Néanmoins, de nos jours, l’artisan menuisier-ébéniste (ou plus communément, par un amalgame tacitement accepté, l’ébéniste), qui perpétue discrètement mais farouchement la tradition du meuble en bois ou plaqué bois, reste le témoin actuel de nos habitudes ancestrales de nous meubler en bois, et tient à maintenir son équilibre dans l’environnement commercial lourd et tapageur des meubles de série pour tous.
Ceux qui ont survécu aux crises du pouvoir d’achat se portent relativement bien, grâce à une fidélité aux règles techniques, à la rareté de l’offre de » sur mesure « , et à leur clientèle fidèle de proximité qui mise beaucoup sur la confiance, le rapport humain et la qualité. Leur avenir à long terme dépend largement d’une volonté politique de revaloriser le métier et son apprentissage, afin de préserver et de pérenniser la ressource irremplaçable de savoir-faire fondateur qu’il représente – véritable poule aux œufs d’or – face à des franchises commerciales qui en détournent l’image pour embellir la leur.
Soutenu par les pouvoirs publics et accompagné techniquement par le Centre technique du bois et de l’ameublement (CTBA), le label AEF » Artisans Ébénistes de France » est venu à temps (1993) pour assurer aux meilleurs d’entre eux une notoriété locale, à l’instar de l’appellation » Artisan boulanger » qui, elle, est protégée par décret, le meuble » à la française » valant bien le pain français, qui comme on sait est le meilleur du monde quand il est fait dans les règles de l’art.
Importance du bois dans le secteur, concurrence
La part du bois dans le meuble : un ratio, un coût d’achat
Bizarrement, aucune statistique fiable ne donne directement une idée exacte de la part du bois dans l’ameublement français artisanal et industriel.
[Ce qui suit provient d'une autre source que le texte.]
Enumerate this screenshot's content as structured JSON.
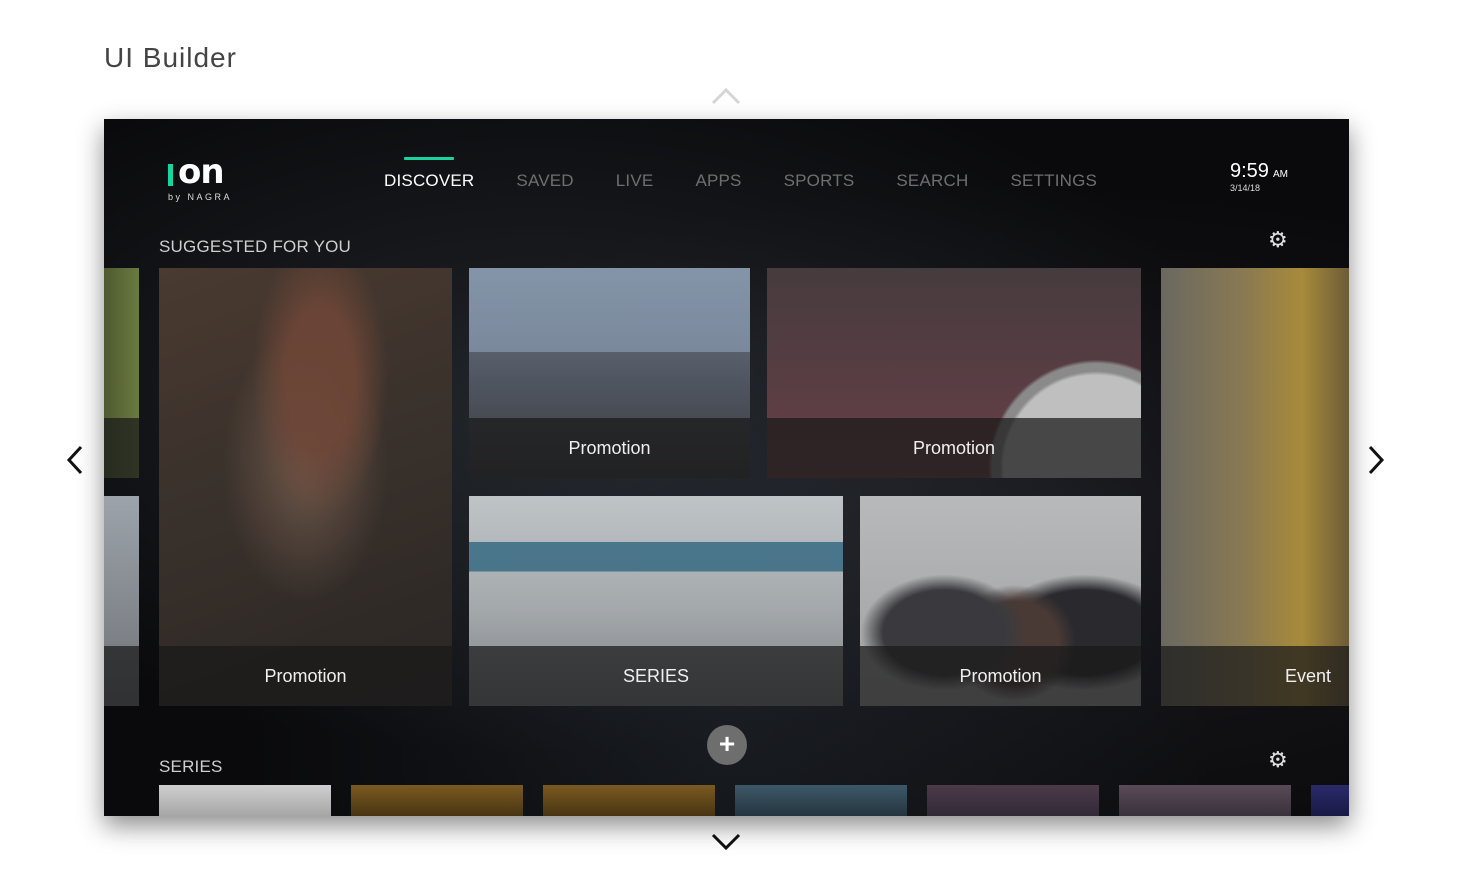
{
  "page": {
    "title": "UI Builder"
  },
  "logo": {
    "mark": "on",
    "subtitle": "by NAGRA"
  },
  "nav": {
    "tabs": [
      {
        "label": "DISCOVER",
        "active": true
      },
      {
        "label": "SAVED"
      },
      {
        "label": "LIVE"
      },
      {
        "label": "APPS"
      },
      {
        "label": "SPORTS"
      },
      {
        "label": "SEARCH"
      },
      {
        "label": "SETTINGS"
      }
    ]
  },
  "clock": {
    "time": "9:59",
    "ampm": "AM",
    "date": "3/14/18"
  },
  "suggested": {
    "title": "SUGGESTED FOR YOU",
    "tiles": [
      {
        "label": "Promotion"
      },
      {
        "label": "Promotion"
      },
      {
        "label": "Promotion"
      },
      {
        "label": "SERIES"
      },
      {
        "label": "Promotion"
      },
      {
        "label": "Event"
      }
    ]
  },
  "series": {
    "title": "SERIES"
  },
  "icons": {
    "settings": "gear-icon",
    "add": "plus-icon",
    "scroll_up": "chevron-up-icon",
    "scroll_down": "chevron-down-icon",
    "prev": "chevron-left-icon",
    "next": "chevron-right-icon"
  },
  "colors": {
    "accent": "#1ad4a0",
    "screen_bg": "#050505"
  }
}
D’ailleurs cela a‑t-il un sens, et pour qui ? Cela intéresse au moins les gestionnaires de la filière bois de savoir s’il est en bonne place, stable ou en évolution, mais les fabricants comme les marchands de meubles s’en inquiètent en fait fort peu : l’Institut pour la promotion et l’étude de l’ameublement (IPEA), observatoire du marché, ne l’a pas inscrit comme une préoccupation dans ses études, et ne restitue aucun chiffre à ce sujet. Contrairement à la menuiserie extérieure, le bois des meubles n’aurait donc pas de concurrent sérieux.
Décoration tout bois pour un bureau. © C.T.B.A – PLANTIER
Une équipe d’étudiants de l’École supérieure du bois (ESB), chargés d’une étude initiatrice, avait extrapolé dans un cumul approximatif le coût relatif moyen, en Europe et pour les années quatre-vingt, des achats de matières bois et dérivés pour le seul secteur de l’ameublement, probablement à partir d’une enquête bruxelloise sur questionnaire aux pays membres de l’Union européenne de l’ameublement (UEA). Le ratio affirmé (sous toutes réserves, car on sait la fiabilité de telles enquêtes) était que 70 % des coûts d’achat de matières de l’ameublement (tous secteurs confondus) étaient relatifs à du bois massif, des placages et des panneaux dérivés du bois.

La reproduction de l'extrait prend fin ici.